In the initialization section, we need to include the macros file MathObjects.pl.

Context( "Point" );

push(@point, Point(random(1,5,1), random(-5,-1,1)));
push(@point, Point(random(5,10,1), random(6,11,1)));

# now we have two points, $point[0] = (x1,y1)
# and $point[1] = (x2,y2).
# the following makes $d1 = x1 - x2, $d2 = y1 - y2
($d1, $d2) = ($point[0] - $point[1])->value;


$length = Compute("sqrt( ($d1)^2+($d2)^2 )");
$mid = ( $point[1] + $point[0] ) / 2;

In the problem setup section of the file, we put the value of the subtraction of two Points in two variables, $d1, the x coordinate, and $d2, the y coordinate. This is achieved by calling Point's value method, as shown.

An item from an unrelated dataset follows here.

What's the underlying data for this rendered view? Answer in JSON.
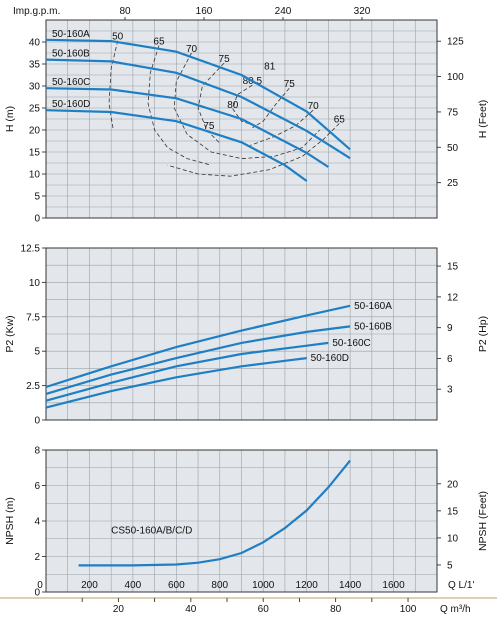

Alternative method: If you want to get only one of the coordinates of a Point, you can use the extract method, for example: $x = $point->extract(1);. This gets the first coordinate of $point (x) and assigns it to the variable $x.

We don't use Context("Vector"); and norm( $point[0] - $point[1] ) here to determine length because we don't want to accept an answer like |<5,7>-<7,8>|.

Alternative method: You can use $length=norm( $point[0] - $point[1] ); with Context("Vector"); if you want to accept answers that are valid in the Vector context (such as the absolute value of a vector).

We need to put parentheses around $d1 and $d2 in the Compute expression because if $d1 = -6, then -6^2 = -36, not 36, as desired. However, if the code is ($d1)^2 then that evaluates as (-6)^2 = 36, as desired.

Context()->texStrings;

BEGIN_TEXT
Consider the two points \( $point[0] \)
and \( $point[1] \).
The distance between them is:
\{ $length->ans_rule() \}
$BR
The midpoint of the line segment
that joins them is:\{ $mid->ans_rule() \}
$BR
END_TEXT

Context()->normalStrings;

The problem text section of the file is as we'd expect.

ANS( $length->cmp );
ANS( $mid->cmp );

As is the answer.